Open Source Summit

What sort of perspective do you want w/ the analysis?

  • informative vs influencing action
  • exposing areas of improvement vs highlighting strengths
  • community impact vs business impact

Data science / ML workflow

  • codify prolems & metrics
  • data collection & cleaning
  • feature engineering
  • model training & tuning
  • model validation
  • model deployment
  • monitoring / validation

you may know how many contributors you have over time. You can quantify them into active vs drifting (e.g. leaving) or repeat vs fly-by (<4 contributions) contributors.

Commits over time (100 commits 1 month, 40 the next) ->

  • depth of commits over time (e.g. LOC change over time)
  • commits by subset of contributors (is this being maintained by a super small group of folks)

“Community campaign impact measurement”

  • establish goals <-> determine what can be measured to detect impact

Step 1:: break down focus area

  • if you could answer anything, what would it be? (e.g. magic 8ball question)
  • what will be the data source?
  • given the data, which questions could be answered to bring you closer to your 8ball question

Step 2: converting a question to a metric

  • Specific data points needed
  • visualization to represent the data
  • Make a hypothesis re: insights and actions that will come from this

Step 3: analysis in action

  • does this align with prior knowledge?
    • If so, double-check your assumptions so that your bias wasn’t included.
    • If not, did we misunderstand the community? Or was there a data error?

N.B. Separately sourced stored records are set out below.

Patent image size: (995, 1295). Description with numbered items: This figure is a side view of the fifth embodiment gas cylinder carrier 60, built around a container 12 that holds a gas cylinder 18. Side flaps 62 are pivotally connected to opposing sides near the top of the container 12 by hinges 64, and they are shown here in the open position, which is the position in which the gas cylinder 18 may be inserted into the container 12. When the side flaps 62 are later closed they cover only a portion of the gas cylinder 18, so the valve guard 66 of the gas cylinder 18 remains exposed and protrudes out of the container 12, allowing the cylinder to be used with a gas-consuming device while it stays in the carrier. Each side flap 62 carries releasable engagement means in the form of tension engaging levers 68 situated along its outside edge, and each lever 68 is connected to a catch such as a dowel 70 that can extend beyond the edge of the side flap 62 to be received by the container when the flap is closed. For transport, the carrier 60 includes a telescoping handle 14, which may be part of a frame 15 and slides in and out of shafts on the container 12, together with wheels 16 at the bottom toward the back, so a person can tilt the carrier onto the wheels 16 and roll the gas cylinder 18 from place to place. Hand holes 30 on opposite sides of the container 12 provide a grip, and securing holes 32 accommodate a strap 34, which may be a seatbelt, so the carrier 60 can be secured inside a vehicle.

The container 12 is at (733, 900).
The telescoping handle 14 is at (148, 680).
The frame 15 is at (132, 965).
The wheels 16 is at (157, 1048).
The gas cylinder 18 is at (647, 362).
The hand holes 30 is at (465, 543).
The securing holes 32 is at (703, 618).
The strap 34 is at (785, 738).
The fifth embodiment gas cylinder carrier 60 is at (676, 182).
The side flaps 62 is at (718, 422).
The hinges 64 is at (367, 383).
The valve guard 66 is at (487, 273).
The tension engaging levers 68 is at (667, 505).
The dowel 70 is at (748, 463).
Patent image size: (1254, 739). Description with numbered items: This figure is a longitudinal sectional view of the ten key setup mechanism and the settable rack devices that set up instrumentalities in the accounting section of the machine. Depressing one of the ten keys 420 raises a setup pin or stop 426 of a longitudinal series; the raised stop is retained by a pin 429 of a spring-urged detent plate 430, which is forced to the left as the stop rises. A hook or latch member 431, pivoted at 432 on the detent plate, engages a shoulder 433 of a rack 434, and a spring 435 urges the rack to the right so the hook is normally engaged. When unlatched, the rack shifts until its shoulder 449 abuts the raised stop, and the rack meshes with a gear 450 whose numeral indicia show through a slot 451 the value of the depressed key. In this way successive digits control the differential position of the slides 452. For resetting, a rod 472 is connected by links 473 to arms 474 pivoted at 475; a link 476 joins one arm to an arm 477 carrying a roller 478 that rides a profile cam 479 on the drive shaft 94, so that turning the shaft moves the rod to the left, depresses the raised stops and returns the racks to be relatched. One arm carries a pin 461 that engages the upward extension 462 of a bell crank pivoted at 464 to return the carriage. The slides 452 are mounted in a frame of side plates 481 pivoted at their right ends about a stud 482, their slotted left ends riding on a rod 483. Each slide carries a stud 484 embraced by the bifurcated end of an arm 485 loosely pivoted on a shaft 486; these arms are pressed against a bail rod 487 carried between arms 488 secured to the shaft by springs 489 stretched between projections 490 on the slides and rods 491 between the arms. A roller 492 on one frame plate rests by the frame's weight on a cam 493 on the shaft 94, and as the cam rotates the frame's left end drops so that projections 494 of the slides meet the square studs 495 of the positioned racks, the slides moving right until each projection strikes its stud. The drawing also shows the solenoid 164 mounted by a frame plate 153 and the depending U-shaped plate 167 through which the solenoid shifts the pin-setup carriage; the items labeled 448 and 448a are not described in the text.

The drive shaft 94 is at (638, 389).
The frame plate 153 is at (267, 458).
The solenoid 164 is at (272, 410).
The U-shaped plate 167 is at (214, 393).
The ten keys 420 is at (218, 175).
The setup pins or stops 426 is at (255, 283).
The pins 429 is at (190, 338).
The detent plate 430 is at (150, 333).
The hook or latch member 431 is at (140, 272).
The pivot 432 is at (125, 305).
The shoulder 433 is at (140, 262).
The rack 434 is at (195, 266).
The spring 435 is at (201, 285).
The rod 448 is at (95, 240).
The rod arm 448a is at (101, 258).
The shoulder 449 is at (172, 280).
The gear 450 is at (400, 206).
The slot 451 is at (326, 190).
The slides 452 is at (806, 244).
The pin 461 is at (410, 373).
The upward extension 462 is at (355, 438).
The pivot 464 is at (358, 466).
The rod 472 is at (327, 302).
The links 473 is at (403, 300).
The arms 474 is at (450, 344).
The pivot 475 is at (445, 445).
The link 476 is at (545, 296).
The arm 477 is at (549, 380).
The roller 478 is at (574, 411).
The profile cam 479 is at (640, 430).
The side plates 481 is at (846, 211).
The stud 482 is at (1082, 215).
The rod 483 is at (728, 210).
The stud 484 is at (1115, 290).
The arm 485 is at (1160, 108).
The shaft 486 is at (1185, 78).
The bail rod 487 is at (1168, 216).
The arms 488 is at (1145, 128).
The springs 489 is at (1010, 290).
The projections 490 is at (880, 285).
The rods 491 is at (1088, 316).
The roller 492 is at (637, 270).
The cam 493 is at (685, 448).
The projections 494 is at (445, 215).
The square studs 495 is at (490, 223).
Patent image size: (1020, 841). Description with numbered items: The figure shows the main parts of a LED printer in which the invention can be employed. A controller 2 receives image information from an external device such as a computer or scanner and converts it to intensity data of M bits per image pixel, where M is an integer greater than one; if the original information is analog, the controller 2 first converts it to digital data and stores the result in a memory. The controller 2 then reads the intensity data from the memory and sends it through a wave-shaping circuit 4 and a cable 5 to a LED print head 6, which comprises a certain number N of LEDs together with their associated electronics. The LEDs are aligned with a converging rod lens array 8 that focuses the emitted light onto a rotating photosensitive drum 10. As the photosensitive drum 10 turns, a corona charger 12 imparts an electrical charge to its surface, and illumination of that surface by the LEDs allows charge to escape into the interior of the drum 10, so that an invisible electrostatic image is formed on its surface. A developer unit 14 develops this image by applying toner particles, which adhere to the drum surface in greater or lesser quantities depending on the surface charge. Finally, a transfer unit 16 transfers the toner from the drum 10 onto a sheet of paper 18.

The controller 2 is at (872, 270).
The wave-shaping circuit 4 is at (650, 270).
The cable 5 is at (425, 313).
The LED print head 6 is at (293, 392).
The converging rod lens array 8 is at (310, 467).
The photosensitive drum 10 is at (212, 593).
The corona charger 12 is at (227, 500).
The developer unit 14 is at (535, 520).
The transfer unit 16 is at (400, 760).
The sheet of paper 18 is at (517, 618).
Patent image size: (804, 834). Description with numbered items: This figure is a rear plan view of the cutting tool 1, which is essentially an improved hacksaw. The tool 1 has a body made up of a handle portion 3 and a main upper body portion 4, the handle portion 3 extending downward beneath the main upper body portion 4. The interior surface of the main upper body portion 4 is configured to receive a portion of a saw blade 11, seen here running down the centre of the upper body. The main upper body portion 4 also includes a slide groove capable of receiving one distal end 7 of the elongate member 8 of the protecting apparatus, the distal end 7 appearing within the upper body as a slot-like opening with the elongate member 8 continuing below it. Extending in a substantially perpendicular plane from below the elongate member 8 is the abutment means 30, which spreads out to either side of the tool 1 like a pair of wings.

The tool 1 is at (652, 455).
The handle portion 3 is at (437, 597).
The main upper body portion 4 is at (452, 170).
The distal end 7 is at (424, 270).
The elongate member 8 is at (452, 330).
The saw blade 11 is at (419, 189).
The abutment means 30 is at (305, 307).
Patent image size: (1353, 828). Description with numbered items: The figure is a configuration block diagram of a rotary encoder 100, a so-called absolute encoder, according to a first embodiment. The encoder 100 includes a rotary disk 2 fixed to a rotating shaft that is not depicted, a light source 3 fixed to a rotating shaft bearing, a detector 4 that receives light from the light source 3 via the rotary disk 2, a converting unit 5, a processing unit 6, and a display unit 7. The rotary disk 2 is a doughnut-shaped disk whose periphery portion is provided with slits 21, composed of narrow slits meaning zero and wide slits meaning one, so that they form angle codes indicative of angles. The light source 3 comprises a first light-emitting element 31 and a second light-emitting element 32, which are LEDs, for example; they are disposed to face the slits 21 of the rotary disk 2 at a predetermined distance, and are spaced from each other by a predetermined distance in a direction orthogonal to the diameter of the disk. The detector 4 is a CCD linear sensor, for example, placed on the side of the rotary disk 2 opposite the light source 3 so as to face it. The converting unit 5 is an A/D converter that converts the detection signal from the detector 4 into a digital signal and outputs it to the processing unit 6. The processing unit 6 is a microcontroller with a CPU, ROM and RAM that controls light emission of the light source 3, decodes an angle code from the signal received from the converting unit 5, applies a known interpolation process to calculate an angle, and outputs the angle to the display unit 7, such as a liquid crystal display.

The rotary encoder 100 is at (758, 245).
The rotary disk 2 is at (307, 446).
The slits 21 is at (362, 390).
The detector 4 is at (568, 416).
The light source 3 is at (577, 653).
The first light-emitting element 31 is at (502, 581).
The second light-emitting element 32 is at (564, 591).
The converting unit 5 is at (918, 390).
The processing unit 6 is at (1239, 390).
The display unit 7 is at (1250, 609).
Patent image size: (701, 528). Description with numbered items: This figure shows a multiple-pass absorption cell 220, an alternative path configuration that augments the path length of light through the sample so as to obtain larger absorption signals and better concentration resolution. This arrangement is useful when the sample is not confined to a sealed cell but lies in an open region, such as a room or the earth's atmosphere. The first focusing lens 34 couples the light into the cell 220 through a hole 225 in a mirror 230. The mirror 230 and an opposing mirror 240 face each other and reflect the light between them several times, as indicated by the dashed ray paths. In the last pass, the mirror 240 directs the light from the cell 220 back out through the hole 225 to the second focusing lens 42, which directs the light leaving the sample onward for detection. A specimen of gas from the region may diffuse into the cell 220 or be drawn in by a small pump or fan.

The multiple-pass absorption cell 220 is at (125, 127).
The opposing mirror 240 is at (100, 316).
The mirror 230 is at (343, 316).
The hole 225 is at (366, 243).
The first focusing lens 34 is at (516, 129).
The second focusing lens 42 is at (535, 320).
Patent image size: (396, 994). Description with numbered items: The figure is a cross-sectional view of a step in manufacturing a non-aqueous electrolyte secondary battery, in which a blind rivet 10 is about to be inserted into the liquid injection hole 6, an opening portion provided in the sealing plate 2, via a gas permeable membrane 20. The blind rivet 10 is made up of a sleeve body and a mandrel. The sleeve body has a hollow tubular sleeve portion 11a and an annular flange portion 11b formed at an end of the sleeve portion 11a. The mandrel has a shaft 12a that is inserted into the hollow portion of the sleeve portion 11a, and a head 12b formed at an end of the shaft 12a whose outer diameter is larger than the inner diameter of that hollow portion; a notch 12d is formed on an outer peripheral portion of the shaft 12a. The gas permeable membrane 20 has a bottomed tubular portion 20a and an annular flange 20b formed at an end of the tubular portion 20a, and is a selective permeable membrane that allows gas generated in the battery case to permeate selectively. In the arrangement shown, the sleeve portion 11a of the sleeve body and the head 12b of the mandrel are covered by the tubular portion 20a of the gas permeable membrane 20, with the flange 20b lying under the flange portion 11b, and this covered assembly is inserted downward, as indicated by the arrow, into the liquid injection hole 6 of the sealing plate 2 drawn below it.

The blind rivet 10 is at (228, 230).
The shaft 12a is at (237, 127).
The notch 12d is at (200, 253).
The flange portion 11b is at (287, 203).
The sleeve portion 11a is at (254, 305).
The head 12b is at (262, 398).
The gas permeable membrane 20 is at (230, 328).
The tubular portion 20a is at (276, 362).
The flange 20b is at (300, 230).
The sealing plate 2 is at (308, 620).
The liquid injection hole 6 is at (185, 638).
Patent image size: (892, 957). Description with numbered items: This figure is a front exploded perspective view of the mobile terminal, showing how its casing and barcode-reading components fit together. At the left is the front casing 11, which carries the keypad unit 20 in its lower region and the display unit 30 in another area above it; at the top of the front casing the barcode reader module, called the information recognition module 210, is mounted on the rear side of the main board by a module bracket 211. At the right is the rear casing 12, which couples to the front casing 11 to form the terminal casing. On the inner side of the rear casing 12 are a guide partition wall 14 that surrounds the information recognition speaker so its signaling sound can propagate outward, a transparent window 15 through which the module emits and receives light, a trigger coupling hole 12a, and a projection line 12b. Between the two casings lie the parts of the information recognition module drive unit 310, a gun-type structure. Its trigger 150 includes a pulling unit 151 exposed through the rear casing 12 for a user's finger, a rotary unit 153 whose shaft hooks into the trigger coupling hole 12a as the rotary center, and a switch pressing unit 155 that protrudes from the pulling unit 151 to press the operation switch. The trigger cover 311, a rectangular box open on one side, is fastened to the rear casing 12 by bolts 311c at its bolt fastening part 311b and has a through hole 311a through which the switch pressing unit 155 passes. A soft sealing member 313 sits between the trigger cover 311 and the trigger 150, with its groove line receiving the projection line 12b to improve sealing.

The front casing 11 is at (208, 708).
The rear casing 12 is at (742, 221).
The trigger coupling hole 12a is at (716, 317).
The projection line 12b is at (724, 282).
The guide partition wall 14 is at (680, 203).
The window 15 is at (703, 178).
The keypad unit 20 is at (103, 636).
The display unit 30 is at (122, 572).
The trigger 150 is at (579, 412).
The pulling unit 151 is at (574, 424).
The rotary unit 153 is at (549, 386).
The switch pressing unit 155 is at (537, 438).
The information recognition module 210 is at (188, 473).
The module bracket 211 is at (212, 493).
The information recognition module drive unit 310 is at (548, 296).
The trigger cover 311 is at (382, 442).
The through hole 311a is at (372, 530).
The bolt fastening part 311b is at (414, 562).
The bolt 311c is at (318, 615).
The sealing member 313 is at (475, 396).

= implement community initiatives informed by the data analysis. should be measurable

  • observe community iniatives
    • are we measuring the right thing?
    • does the initiative need to change?

Examples:

  • 8 ball: are people having an experience that converts many to be consistent contributors?
  • data: contributor activity on repos w/ timestamps
  • metrics:
    • contributors first action
    • fly by vs repeate contributor
    • conversion rate from first to active/repeat contributor
  • Initiatives:
    • contribution guidelines improve
    • PR “buddy for contributors first PR.

Limitations:

  • numbers/metrics are not facts. We an make them say things.
  • Keep the internal skeptive alive.
  • “the graph points you in a direction to investigage” is a win.
  • data analysis is not always the answer. This can help